LADWP is not opposed to a cap-and-trade system if done properly, but the CPUC/CEC scheme wrongly shifts criteria for allocating such credits from actual emissions of greenhouse gases to the amount of sales or energy output provided by the utility. This sets up a scenario in which investor-owned utilities, which serve a larger customer load and have legacy investments in nuclear and hydro power, will reap the benefits of receiving more emissions credits that they can then sell on the open market. This approach violates the premise of cap-and-trade — that credits would become available because someone made cuts beyond their obligations under AB 32. Instead, tons of money shifts hands with absolutely zero environmental benefit.
LADWP and other Southern California public power agencies, which have historically higher carbon profiles, will then be forced to purchase more emissions credits at market-driven prices. LADWP estimates the proposed cap-and-trade system will cost ratepayers billions of dollars between 2012 and 2020 and divert capital away from the very programs, including energy efficiency and renewable energy initiatives, proven to directly reduce greenhouse gas emissions.

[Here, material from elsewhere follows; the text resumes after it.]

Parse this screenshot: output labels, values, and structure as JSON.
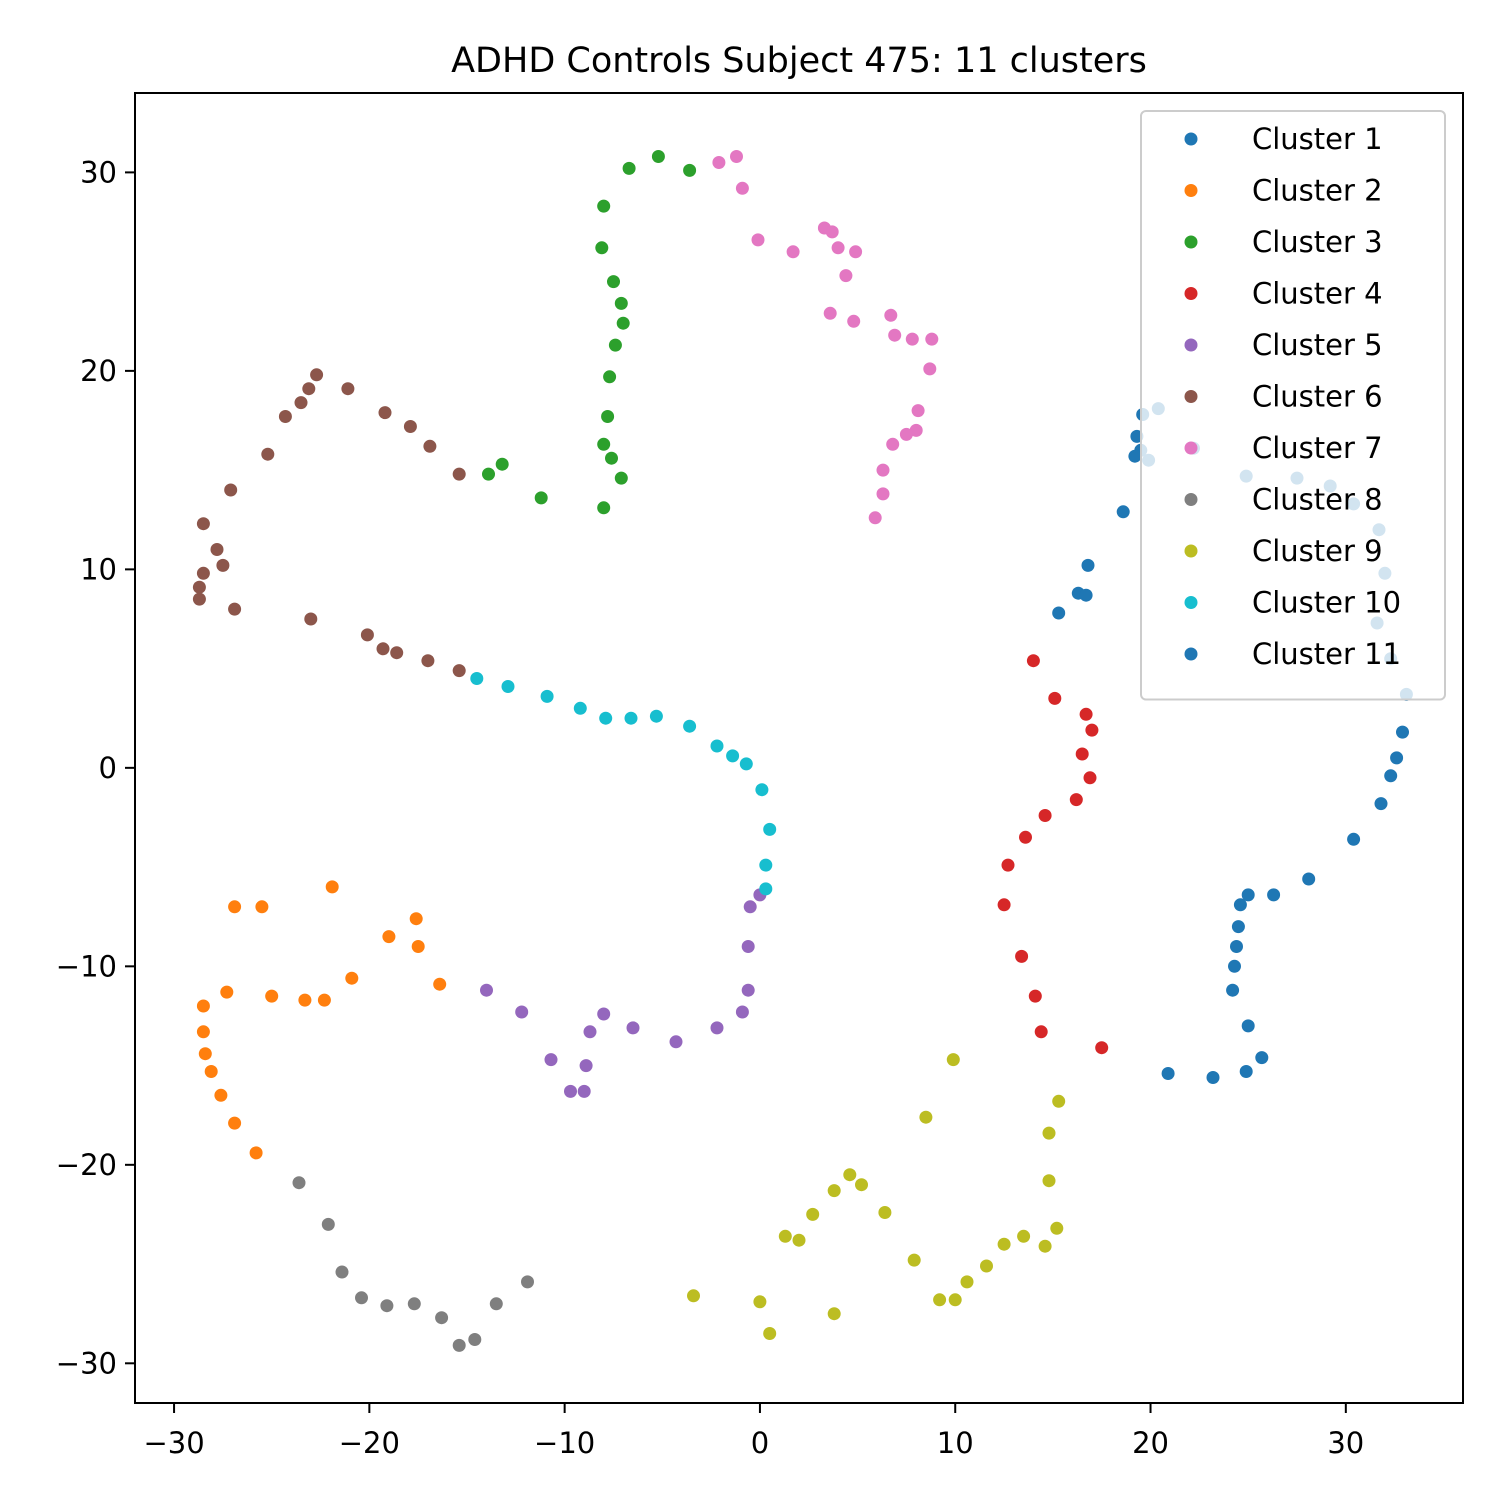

For instance, if emissions allowances sell for $100 per ton, PG&E would reap over $3.2 billion, while Southern California municipal utilities would pay almost $3.4 billion (of which LADWP’s portion is $2.2 billion), with no end in sight, according LADWP’s financial analysis.
The CPUC/CEC’s proposed “final opinion,” issued Sept. 12, will be submitted to the California Air Resources Board (ARB), which will adopt a plan to reduce statewide greenhouse gas emissions to 1990 levels by 2020. The ARB is required to adopt a scoping plan to achieve the AB 32 goals by Jan. 1, 2009.
“The CPUC/CEC’s final recommendation is truly unconscionable. I implore the ARB to do the right thing and carefully consider whether this proposal will accomplish the objectives of AB 32,” Nahai said. “LADWP is not seeking an exemption, only a fair and equitable solution that truly benefits the environment and effectuates the true intent of AB 32.”
LADWP has proposed an alternative methodology that ties the allocation of emissions credits directly to greenhouse gas emissions. This can be accomplished through a fuel-based, weighted allocation strategy, specifically targeting coal and natural gas because they produce the most greenhouse gas emissions. “If the state opts to go with a cap-and-trade program then we advocate they adopt a strategy based on fuel type to directly crack down on emissions,” Nahai said. “This will allow LADWP to continue to put our public dollars where they can do the most good – toward direct reduction of greenhouse gas emissions through renewable energy and energy efficiency programs.”
The Los Angeles Department of Water and Power, the nation’s largest municipal utility, provides reliable, low-cost water and power services to Los Angeles residents and businesses in an environmentally responsible manner. LADWP services about 1.4 million electric customers and 680,000 water customers in Los Angeles.